Listen to this on the ride to class, she’d said the first time she made him a list. She did this after buying him the iPod as a birthday present and seeing that it hadn’t left the box in the two weeks since he’d unwrapped it. She thought that once he saw how much fun the little gadget could be, he’d start filling it himself, seeking out new music to expand his world. But he didn’t.

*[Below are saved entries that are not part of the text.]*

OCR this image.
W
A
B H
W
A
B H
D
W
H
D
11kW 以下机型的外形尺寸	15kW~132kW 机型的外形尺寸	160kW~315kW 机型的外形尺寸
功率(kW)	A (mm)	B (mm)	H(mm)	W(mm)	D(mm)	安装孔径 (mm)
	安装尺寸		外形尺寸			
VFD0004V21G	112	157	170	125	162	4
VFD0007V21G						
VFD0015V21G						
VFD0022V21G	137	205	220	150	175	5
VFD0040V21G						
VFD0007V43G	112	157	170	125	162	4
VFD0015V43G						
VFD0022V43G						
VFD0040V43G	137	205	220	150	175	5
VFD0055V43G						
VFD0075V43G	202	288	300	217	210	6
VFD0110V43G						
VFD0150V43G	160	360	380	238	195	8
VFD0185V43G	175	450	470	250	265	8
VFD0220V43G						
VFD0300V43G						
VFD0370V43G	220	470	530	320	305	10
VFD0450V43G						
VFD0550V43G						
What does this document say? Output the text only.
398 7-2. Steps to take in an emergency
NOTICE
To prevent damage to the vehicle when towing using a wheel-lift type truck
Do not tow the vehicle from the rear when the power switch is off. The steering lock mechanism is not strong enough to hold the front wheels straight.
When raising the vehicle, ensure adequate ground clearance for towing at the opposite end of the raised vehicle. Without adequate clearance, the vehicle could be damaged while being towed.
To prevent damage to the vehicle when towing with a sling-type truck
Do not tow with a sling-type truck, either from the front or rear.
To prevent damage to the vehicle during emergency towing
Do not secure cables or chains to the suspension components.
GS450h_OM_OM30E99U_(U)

What he enjoyed was listening to what she chose for him. He’d never have told her what she came to suspect anyway, that he consciously avoided loading new music onto the player so that she would feel compelled to keep doing it herself. Over the years it gradually filled with music that came to be a part of the day-to-day communication between a woman who didn’t know how to edit a thought or emotion that crossed her mind and a man who barely understood that there might be a need to communicate anything that wasn’t absolutely essential to the immediate situation.

Playlist titles:

The ride to the water

Walking on Telegraph

Mowing the lawn

Missing Rose

We’re having a baby

Cheese sandwich for lunch

Keep your head down

What I’ll do to you tonight

Don’t forget the toilet paper

It’s not that big a deal, I’m not really mad at you, just frustrated with my fucking work

The baby kicked me this morning

Don’t worry so much

She has your eyes

Come home safe

Awake without you

When she asked at the end of a day how he’d felt about a new list, what songs he liked best, he never knew the song titles or the names of the artists. The songs were the messages from her; it never occurred to him to care what they were called or who was playing them. He’d say he liked, That one in the middle, with the happy beat, but it was kind of sad, about the kid falling down on the playing field and everyone looking at him and he just lies there. Or he’d hum the melody as he remembered it. Or, when she insisted, sing a lyric that had stuck in his head.